The Reversibility Window: Timing Matters

Early diagnosis and treatment are crucial in order to prevent irreversible damage to the nervous system. This is one of the most important practical points in this whole discussion.
The cord changes caused by B12 deficiency are initially reversible, and as the vitamin B12 deficiency goes untreated for a longer time, the changes become more and more irreversible and the responsiveness to treatment decreases.
Low serum vitamin B12 levels are associated with neurodegenerative disease and cognitive impairment. There is a small subset of dementias that are reversible with vitamin B12 therapy, and this treatment is inexpensive and safe. That last detail is worth pausing on. Reversible dementia. For a condition treatable with a common, affordable supplement.
Treatment Options: What the Evidence Supports

In cases involving gastrointestinal absorption barriers, intramuscular B12 injections are recommended as an effective management strategy to bypass absorption barriers and restore adequate levels.
Most people with serious deficiency are immediately given injections of vitamin B12, which are continued indefinitely to prevent symptoms from recurring.

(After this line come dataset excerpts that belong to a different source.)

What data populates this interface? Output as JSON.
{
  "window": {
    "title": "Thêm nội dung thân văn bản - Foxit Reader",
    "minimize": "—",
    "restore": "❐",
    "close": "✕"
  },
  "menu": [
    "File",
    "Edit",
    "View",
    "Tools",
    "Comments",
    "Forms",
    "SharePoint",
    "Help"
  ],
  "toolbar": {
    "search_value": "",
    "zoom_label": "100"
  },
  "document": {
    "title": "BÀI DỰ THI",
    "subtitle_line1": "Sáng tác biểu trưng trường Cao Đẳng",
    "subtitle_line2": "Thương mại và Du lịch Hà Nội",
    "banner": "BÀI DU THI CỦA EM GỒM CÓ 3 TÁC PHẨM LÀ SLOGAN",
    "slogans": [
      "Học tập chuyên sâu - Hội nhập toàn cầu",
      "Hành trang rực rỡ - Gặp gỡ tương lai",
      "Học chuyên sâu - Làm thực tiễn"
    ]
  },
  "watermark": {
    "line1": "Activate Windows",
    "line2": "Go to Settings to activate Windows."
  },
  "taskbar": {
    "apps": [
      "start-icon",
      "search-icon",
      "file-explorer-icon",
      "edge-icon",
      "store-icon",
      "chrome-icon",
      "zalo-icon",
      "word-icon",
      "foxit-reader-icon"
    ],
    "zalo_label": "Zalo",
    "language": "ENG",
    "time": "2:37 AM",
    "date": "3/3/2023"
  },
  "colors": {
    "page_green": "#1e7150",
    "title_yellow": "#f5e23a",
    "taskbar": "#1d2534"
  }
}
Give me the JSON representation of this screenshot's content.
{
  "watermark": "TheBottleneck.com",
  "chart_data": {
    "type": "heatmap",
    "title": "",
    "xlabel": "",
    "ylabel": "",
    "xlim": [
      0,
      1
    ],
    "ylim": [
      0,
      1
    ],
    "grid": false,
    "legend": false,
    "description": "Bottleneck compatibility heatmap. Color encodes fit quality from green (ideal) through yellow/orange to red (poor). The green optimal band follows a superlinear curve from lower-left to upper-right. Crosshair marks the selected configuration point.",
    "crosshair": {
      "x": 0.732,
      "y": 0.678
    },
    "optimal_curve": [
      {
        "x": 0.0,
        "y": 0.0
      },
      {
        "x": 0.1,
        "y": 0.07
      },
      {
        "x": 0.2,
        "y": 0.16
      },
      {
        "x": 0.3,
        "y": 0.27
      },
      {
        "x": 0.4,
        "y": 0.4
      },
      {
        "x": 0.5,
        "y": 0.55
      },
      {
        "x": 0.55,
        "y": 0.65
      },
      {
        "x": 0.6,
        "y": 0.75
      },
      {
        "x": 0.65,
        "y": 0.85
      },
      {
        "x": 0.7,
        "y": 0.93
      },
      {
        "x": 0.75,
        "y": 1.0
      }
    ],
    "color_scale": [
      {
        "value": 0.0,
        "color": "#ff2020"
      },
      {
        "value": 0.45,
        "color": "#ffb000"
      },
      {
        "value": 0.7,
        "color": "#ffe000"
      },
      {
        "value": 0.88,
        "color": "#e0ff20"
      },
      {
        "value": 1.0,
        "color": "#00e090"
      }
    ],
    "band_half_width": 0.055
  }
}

Large doses of vitamin B12 taken by mouth can be used if vitamin B12 deficiency is mild and symptoms of nerve damage have not developed.
Clinicians should consider supplementation in older patients with neurological symptoms even if their levels are within normal limits. This represents a meaningful shift from earlier clinical thinking, and reflects what newer research on active B12 forms is revealing about subclinical deficiency.
Conclusion

Brain fog is one of those symptoms that medicine often struggles to fully explain – it’s real, it’s disruptive, and it rarely fits neatly into a standard diagnostic box. Emerging evidence suggests that even marginal deficiencies, previously deemed subclinical, may contribute to subtle neurocognitive dysfunction, raising concerns about long-term public health implications in an era of increasing dietary restrictions and aging demographics.
This isn’t about dismissing other causes of cognitive fatigue. It’s about making sure a treatable, testable deficiency isn’t quietly being overlooked. Vitamin B12 insufficiency may be a preventable cause of cognitive decline, and that alone makes it worth a proper conversation with your doctor.
If the fog has been persistent, the tingling unexplained, and the fatigue disproportionate to your lifestyle, a full B12 workup – not just a serum level, but functional markers too – is a reasonable and sensible next step. Sometimes the most consequential discoveries are also the simplest ones.